AntonM identified that at least part of the under-counting in the memory
blame utility appeared because of allocations that took place in
CreateDIBSection.
 That routine creates bitmaps that provide backing store for the display.
 The allocations appear to be made in kernel space, even though the memory
is made accessible to users (Chrome) in data returned by this call..

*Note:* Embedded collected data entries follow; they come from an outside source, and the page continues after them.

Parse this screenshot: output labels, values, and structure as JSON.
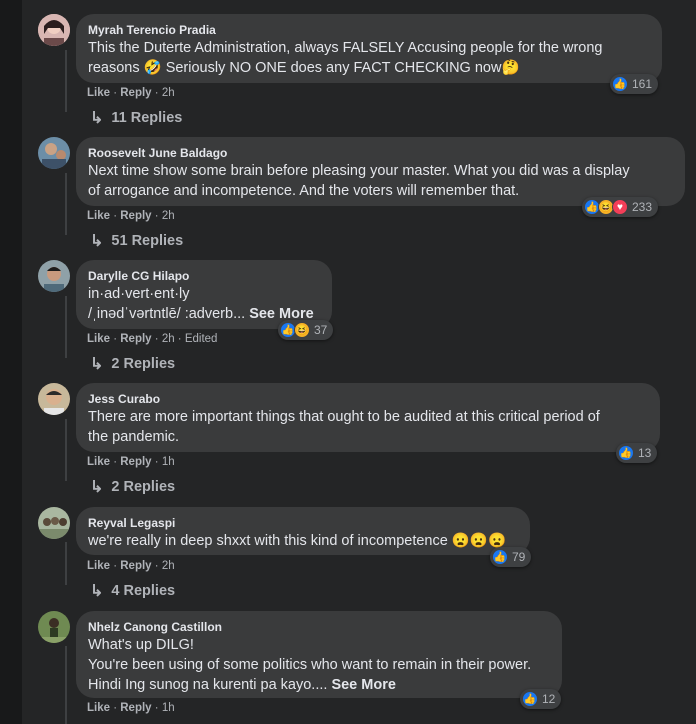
{
  "comments": [
    {
      "author": "Myrah Terencio Pradia",
      "lines": [
        "This the Duterte Administration, always FALSELY Accusing people for the wrong",
        "reasons 🤣 Seriously NO ONE does any FACT CHECKING now🤔"
      ],
      "like": "Like",
      "reply": "Reply",
      "time": "2h",
      "edited": "",
      "reaction_count": "161",
      "replies": "11 Replies"
    },
    {
      "author": "Roosevelt June Baldago",
      "lines": [
        "Next time show some brain before pleasing your master. What you did was a display",
        "of arrogance and incompetence. And the voters will remember that."
      ],
      "like": "Like",
      "reply": "Reply",
      "time": "2h",
      "edited": "",
      "reaction_count": "233",
      "replies": "51 Replies"
    },
    {
      "author": "Darylle CG Hilapo",
      "lines": [
        "in·ad·vert·ent·ly",
        "/ˌinədˈvərtntlē/ :adverb... "
      ],
      "see_more": "See More",
      "like": "Like",
      "reply": "Reply",
      "time": "2h",
      "edited": "Edited",
      "reaction_count": "37",
      "replies": "2 Replies"
    },
    {
      "author": "Jess Curabo",
      "lines": [
        "There are more important things that ought to be audited at this critical period of",
        "the pandemic."
      ],
      "like": "Like",
      "reply": "Reply",
      "time": "1h",
      "edited": "",
      "reaction_count": "13",
      "replies": "2 Replies"
    },
    {
      "author": "Reyval Legaspi",
      "lines": [
        "we're really in deep shxxt with this kind of incompetence 😦😦😦"
      ],
      "like": "Like",
      "reply": "Reply",
      "time": "2h",
      "edited": "",
      "reaction_count": "79",
      "replies": "4 Replies"
    },
    {
      "author": "Nhelz Canong Castillon",
      "lines": [
        "What's up DILG!",
        "You're been using of some politics who want to remain in their power.",
        "Hindi Ing sunog na kurenti pa kayo.... "
      ],
      "see_more": "See More",
      "like": "Like",
      "reply": "Reply",
      "time": "1h",
      "edited": "",
      "reaction_count": "12",
      "replies": ""
    }
  ],
  "colors": {
    "like": "#1877f2",
    "haha": "#f7b125",
    "love": "#f33e58",
    "bubble": "#3a3b3c",
    "panel": "#242526"
  },
  "icons": {
    "like": "thumbs-up-icon",
    "haha": "haha-icon",
    "love": "heart-icon",
    "reply_arrow": "reply-arrow-icon"
  }
}
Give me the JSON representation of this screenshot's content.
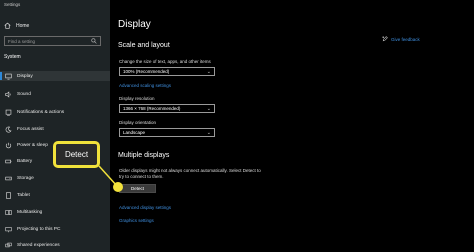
{
  "window": {
    "title": "Settings"
  },
  "sidebar": {
    "home_label": "Home",
    "search_placeholder": "Find a setting",
    "section_label": "System",
    "items": [
      {
        "label": "Display",
        "icon": "monitor-icon",
        "selected": true
      },
      {
        "label": "Sound",
        "icon": "speaker-icon"
      },
      {
        "label": "Notifications & actions",
        "icon": "notifications-icon"
      },
      {
        "label": "Focus assist",
        "icon": "moon-icon"
      },
      {
        "label": "Power & sleep",
        "icon": "power-icon"
      },
      {
        "label": "Battery",
        "icon": "battery-icon"
      },
      {
        "label": "Storage",
        "icon": "storage-icon"
      },
      {
        "label": "Tablet",
        "icon": "tablet-icon"
      },
      {
        "label": "Multitasking",
        "icon": "multitasking-icon"
      },
      {
        "label": "Projecting to this PC",
        "icon": "projector-icon"
      },
      {
        "label": "Shared experiences",
        "icon": "shared-experiences-icon"
      }
    ]
  },
  "main": {
    "page_title": "Display",
    "feedback_link": "Give feedback",
    "scale_section": {
      "heading": "Scale and layout",
      "change_size_label": "Change the size of text, apps, and other items",
      "scale_value": "100% (Recommended)",
      "advanced_scaling_link": "Advanced scaling settings",
      "resolution_label": "Display resolution",
      "resolution_value": "1366 × 768 (Recommended)",
      "orientation_label": "Display orientation",
      "orientation_value": "Landscape"
    },
    "multiple_section": {
      "heading": "Multiple displays",
      "description_line1": "Older displays might not always connect automatically. Select Detect to",
      "description_line2": "try to connect to them.",
      "detect_label": "Detect",
      "advanced_display_link": "Advanced display settings",
      "graphics_link": "Graphics settings"
    }
  },
  "callout": {
    "label": "Detect"
  },
  "colors": {
    "accent": "#3f8fdf",
    "highlight": "#f2e23b",
    "sidebar_bg": "#1e2426",
    "main_bg": "#000000"
  }
}
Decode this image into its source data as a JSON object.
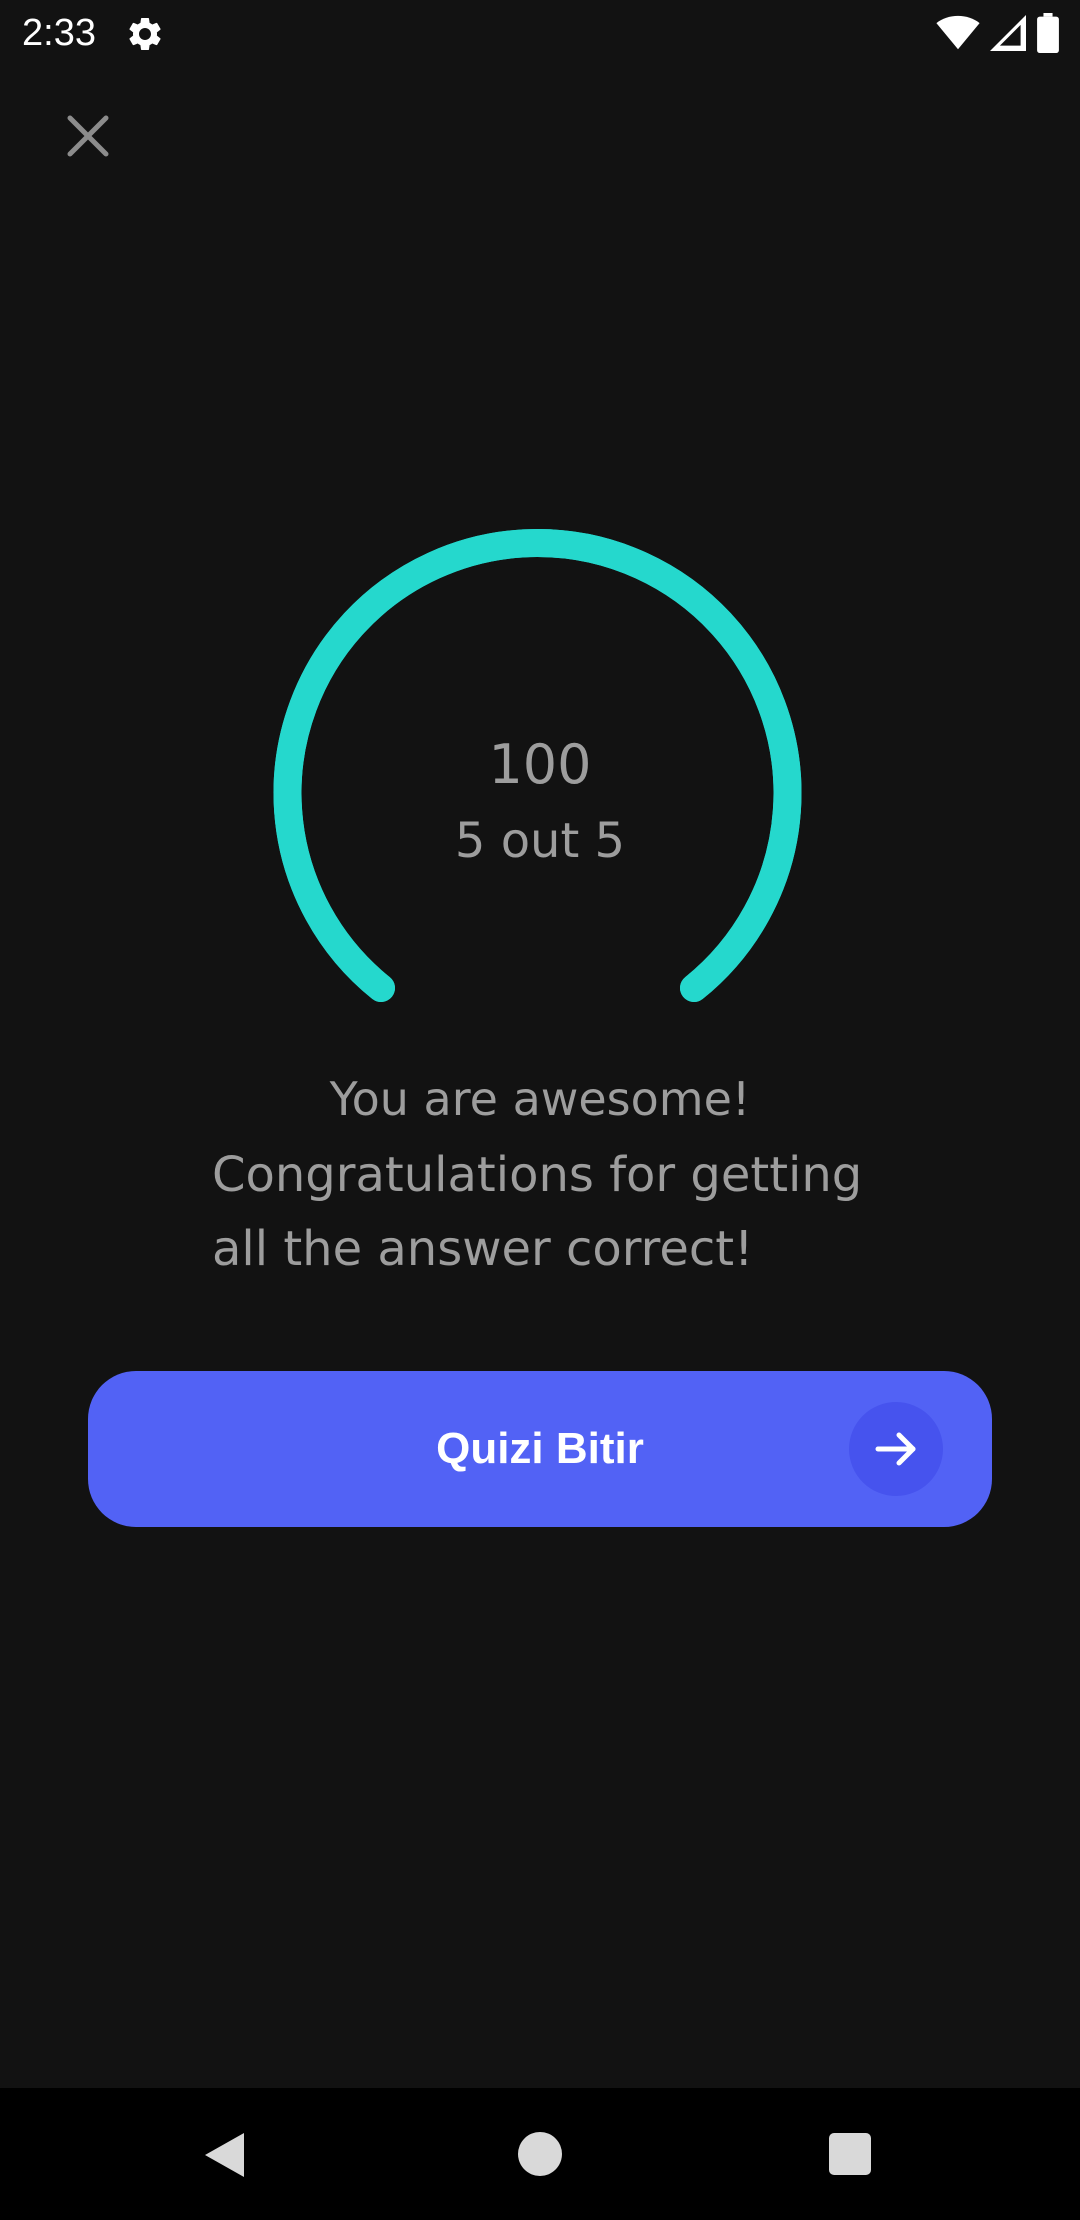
{
  "status_bar": {
    "time": "2:33",
    "icons": [
      "settings-icon",
      "wifi-icon",
      "cellular-signal-icon",
      "battery-icon"
    ]
  },
  "header": {
    "close_icon": "close-icon"
  },
  "result": {
    "score": "100",
    "detail": "5 out 5",
    "progress_fraction": 1.0,
    "gauge_color": "#25d8cd"
  },
  "message": {
    "title": "You are awesome!",
    "line1": "Congratulations for getting",
    "line2": "all the answer correct!"
  },
  "finish_button": {
    "label": "Quizi Bitir",
    "icon": "arrow-right-icon",
    "color": "#5262f5"
  },
  "nav_bar": {
    "icons": [
      "back-icon",
      "home-icon",
      "recents-icon"
    ]
  },
  "colors": {
    "background": "#121212",
    "text": "#9d9d9d"
  }
}
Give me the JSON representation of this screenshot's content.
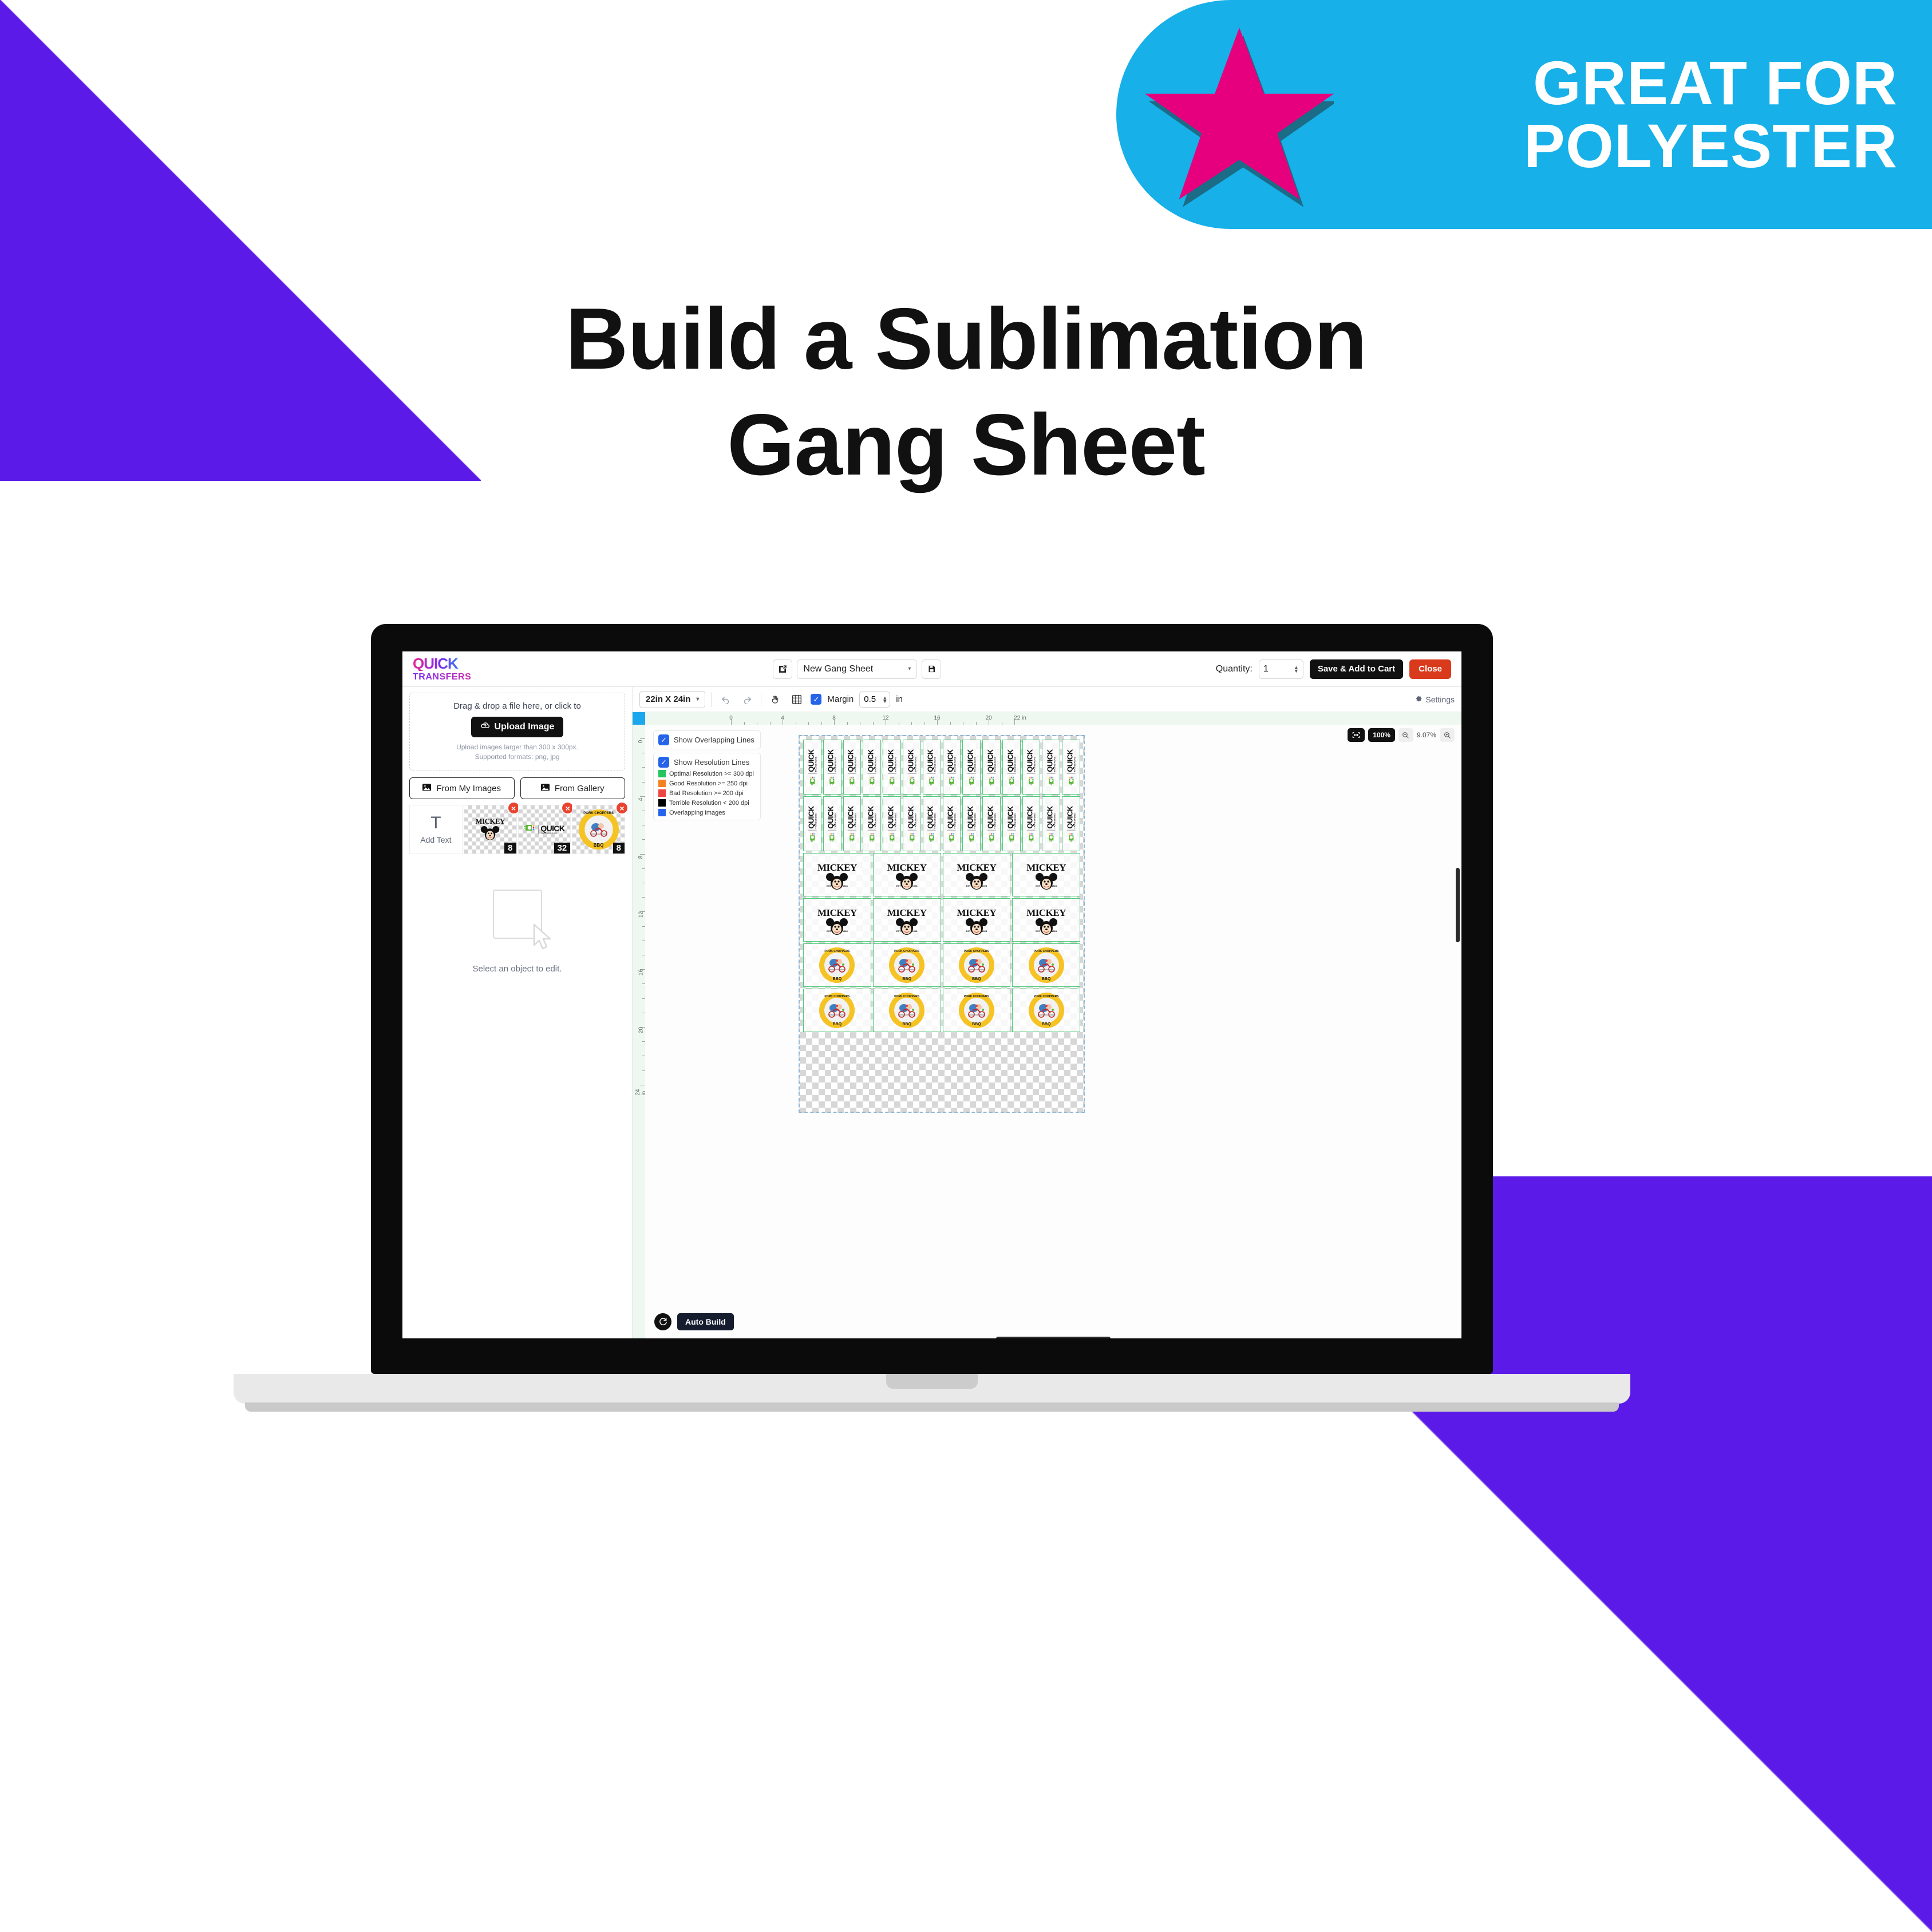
{
  "decor": {
    "purple": "#5B1AE8",
    "badge_bg": "#17B0E8",
    "star_color": "#E6007E"
  },
  "badge": {
    "line1": "GREAT FOR",
    "line2": "POLYESTER",
    "star_icon": "star-icon"
  },
  "title": {
    "line1": "Build a Sublimation",
    "line2": "Gang Sheet"
  },
  "app": {
    "brand": {
      "line1": "QUICK",
      "line2": "TRANSFERS"
    },
    "topbar": {
      "edit_icon": "edit-square-icon",
      "sheet_name": "New Gang Sheet",
      "chevron": "▾",
      "save_icon": "save-disk-icon",
      "quantity_label": "Quantity:",
      "quantity_value": "1",
      "save_cart_label": "Save & Add to Cart",
      "close_label": "Close"
    },
    "left_panel": {
      "drop_title": "Drag & drop a file here, or click to",
      "upload_label": "Upload Image",
      "upload_icon": "cloud-upload-icon",
      "note1": "Upload images larger than 300 x 300px.",
      "note2": "Supported formats: png, jpg",
      "from_my_images": "From My Images",
      "from_gallery": "From Gallery",
      "image_icon": "image-icon",
      "thumbs": [
        {
          "kind": "add-text",
          "glyph": "T",
          "label": "Add Text"
        },
        {
          "kind": "mickey",
          "count": "8",
          "remove": "×"
        },
        {
          "kind": "quick",
          "count": "32",
          "remove": "×"
        },
        {
          "kind": "bbq",
          "count": "8",
          "remove": "×"
        }
      ],
      "select_note": "Select an object to edit.",
      "cursor_icon": "cursor-arrow-icon"
    },
    "toolbar": {
      "sheet_size": "22in X 24in",
      "chevron": "▾",
      "undo_icon": "undo-icon",
      "redo_icon": "redo-icon",
      "hand_icon": "hand-icon",
      "grid_icon": "grid-icon",
      "margin_checked": true,
      "margin_label": "Margin",
      "margin_value": "0.5",
      "margin_unit": "in",
      "settings_label": "Settings",
      "settings_icon": "gear-icon"
    },
    "rulers": {
      "unit": "in",
      "horizontal_labels": [
        "0",
        "4",
        "8",
        "12",
        "16",
        "20",
        "22 in"
      ],
      "vertical_labels": [
        "0",
        "4",
        "8",
        "12",
        "16",
        "20",
        "24 in"
      ]
    },
    "legend": {
      "overlapping_title": "Show Overlapping Lines",
      "overlapping_checked": true,
      "resolution_title": "Show Resolution Lines",
      "resolution_checked": true,
      "items": [
        {
          "color": "#22C55E",
          "label": "Optimal Resolution >= 300 dpi"
        },
        {
          "color": "#F58220",
          "label": "Good Resolution >= 250 dpi"
        },
        {
          "color": "#EF4444",
          "label": "Bad Resolution >= 200 dpi"
        },
        {
          "color": "#000000",
          "label": "Terrible Resolution < 200 dpi"
        },
        {
          "color": "#2563EB",
          "label": "Overlapping images"
        }
      ]
    },
    "zoom_controls": {
      "fit_icon": "fit-screen-icon",
      "preset": "100%",
      "zoom_out_icon": "zoom-out-icon",
      "value": "9.07%",
      "zoom_in_icon": "zoom-in-icon"
    },
    "bottom": {
      "refresh_icon": "refresh-icon",
      "auto_build_label": "Auto Build"
    },
    "artwork": {
      "quick": {
        "name": "QUICK TRANSFERS",
        "word": "QUICK",
        "sub": "TRANSFERS",
        "columns": 14,
        "rows": 2,
        "total": 28
      },
      "mickey": {
        "name": "MICKEY",
        "word": "MICKEY",
        "est_left": "EST",
        "est_right": "1928",
        "columns": 4,
        "rows": 2,
        "total": 8
      },
      "bbq": {
        "name": "PORK CHOPPERS BBQ",
        "top_text": "PORK CHOPPERS",
        "bottom_text": "BBQ",
        "columns": 4,
        "rows": 2,
        "total": 8
      }
    }
  }
}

a) CreateDIBSection is called in both renderer and in the browser.
 Allocation sizes often reflect the height and width of nearly the entire
display device, times 4 (32bits per pixel results in 4 bytes per pixel). On
my machine, this regularly produced allocations in the range of 7+megs.  If,
as I was told by Will Chan, we write to one store and then "swap it into
place," then each user (tab? embedded video?) may actually need double this
amount to get their work done.

b) This function is called a LOT.  It would appear that we might almost be
thrashing allocation and deallocations at times... but I'm still
investigating.  Maybe the debugger was impacting the display... and causing
an evil feedback loop.

c) I'm not completely clear on the lifetime of these large allocations.
 They are to some extent reportedly (re: msdn) released when we call
DeleteObject, but it is not immediately clear if they are simply put on a
free list, or decommitted, or fully returned to the OS.   I'm also not clear
on the intended lifetime in the context of Chrome/Webkit, renderers,
browsers, and plugins. Can we get away with a more minimal set of such
bitmaps?

d) We also call CreateDIBSection with really small areas.  Specifically, we
call it with 1 x 1 pixel areas (there is a comment in the code that we'd
like to ask for a zero size region... but CreateDIBSection reportedly does
not deal with zero very well).  I noticed that the tiny bitmap that is
returned is always 64K aligned, and I'm *suspicious* that we've actually
allocated more memory, and I'm sure we've at least fragmented our VM space
with such tiny allocations.

e) There is a possibility that we could more directly manage the large
bitmap storage by calling into CreateDIBSection with pre-allocated areas
(re: mapped objects). Perhaps I'm confused, but I think we're using these
bitmaps to allow renderers to write directly to the graphical context (or to
a secondary backing store that is swapped into place). Perchance such more
direct memory handling could assure we fragment less, and decommit as much
as possible.

In chatting with Will Chan last night, I also heard that JamesR is looking
at the impact on virtual address space of having a multitude of backing
store bitmaps active.  Will indicated that when a page has a LOT of videos,
that he was shown that each might require its own bitmap,   He said that
JamesR thought this may be playing a role in our out-of-memory problems by
exhausting/fragmenting virtual space.